How Google Pulls the Plug
Google pulled the plug on several products recently which were not doing so well, including competitors for Twitter and Second Life. Does Google have a similar intent as GE, where if they are not number one in their industry then they pull out? Things are probably not that draconian at Google, but an article on the NY Times sheds some light on how they choose what to continue and what to cancel:
When evaluating nascent projects, Google takes a hard look at interest — and in these cases, the interest simply wasn’t there.
“There’s no single equation that describes us, but we try to use data wherever possible,” said Jeff Huber, the company’s senior vice president of engineering. “What products have found an audience? Which ones are growing?”
All of the shuttered projects failed several of Google’s key tests for continued incubation: They were not especially popular with customers; they had difficulty attracting Google employees to develop them; they didn’t solve a big enough problem; or they failed to achieve internal performance targets known as “objectives and key results.”
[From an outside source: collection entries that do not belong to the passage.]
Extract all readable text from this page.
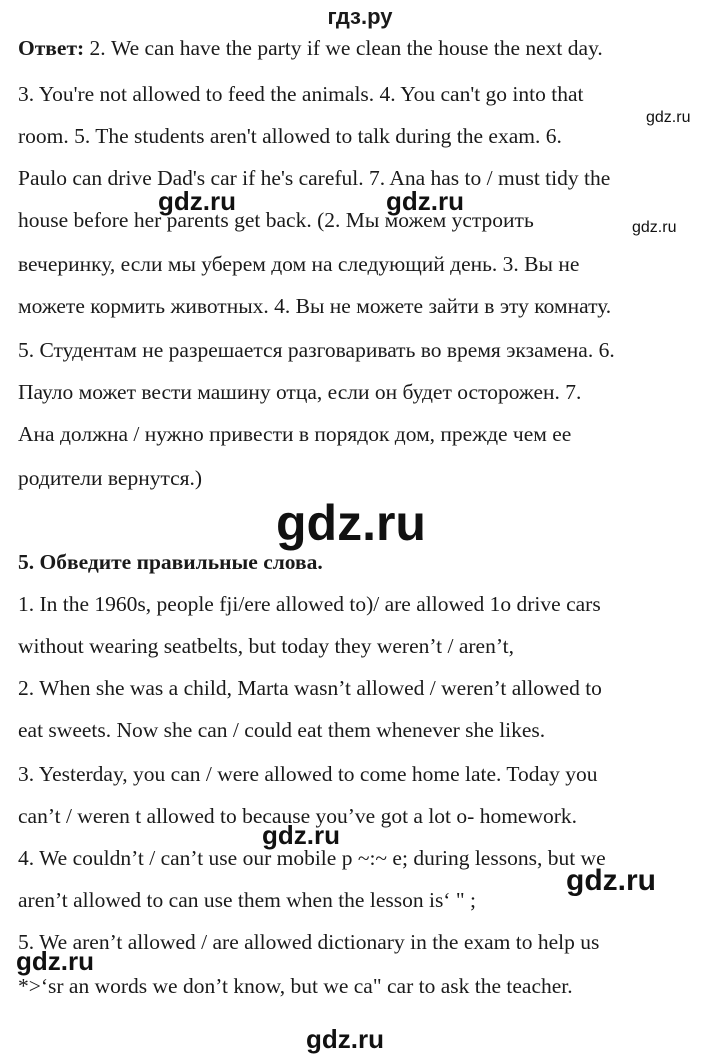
гдз.ру
Ответ: 2. We can have the party if we clean the house the next day.
3. You're not allowed to feed the animals. 4. You can't go into that
room. 5. The students aren't allowed to talk during the exam. 6.
Paulo can drive Dad's car if he's careful. 7. Ana has to / must tidy the
house before her parents get back. (2. Мы можем устроить
вечеринку, если мы уберем дом на следующий день. 3. Вы не
можете кормить животных. 4. Вы не можете зайти в эту комнату.
5. Студентам не разрешается разговаривать во время экзамена. 6.
Пауло может вести машину отца, если он будет осторожен. 7.
Ана должна / нужно привести в порядок дом, прежде чем ее
родители вернутся.)
5. Обведите правильные слова.
1. In the 1960s, people fji/ere allowed to)/ are allowed 1o drive cars
without wearing seatbelts, but today they weren’t / aren’t,
2. When she was a child, Marta wasn’t allowed / weren’t allowed to
eat sweets. Now she can / could eat them whenever she likes.
3. Yesterday, you can / were allowed to come home late. Today you
can’t / weren t allowed to because you’ve got a lot o- homework.
4. We couldn’t / can’t use our mobile p ~:~ e; during lessons, but we
aren’t allowed to can use them when the lesson is‘ " ;
5. We aren’t allowed / are allowed dictionary in the exam to help us
*>‘sr an words we don’t know, but we ca" car to ask the teacher.
gdz.ru
gdz.ru	gdz.ru
gdz.ru
gdz.ru
gdz.ru
gdz.ru
gdz.ru
gdz.ru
The expected metrics of advertising revenue, uptake by users, and strategic fit are obvious enough. The one that I was struck by was the internal measure of whether employees were fired up about the product and flocked to it. Google’s employees thus have a Darwinian effect on what continues to be developed, with the assumption being that their interest level reflects a maximum potential interest level in the market.
I wouldn’t want to go so far and say that it’s an example of crowdsourcing (which only works effectively if there is a definitive, objective answer), but obviously Google pays attention to the group’s collective consensus about whether a product has legs.
This isn’t for everyone - it really depends on how well your staff’s interests align with your customers’. Ideally they are a very close match, but people get excited about products for lots of different reasons that have little to do with whether customers will want them. And if you are a smaller organization then you won’t have the scale of a large corporation and its bell-curve of perspectives on a particular product under development.
Nevertheless, it’s a metric worth considering when deciding whether to drown a puppy.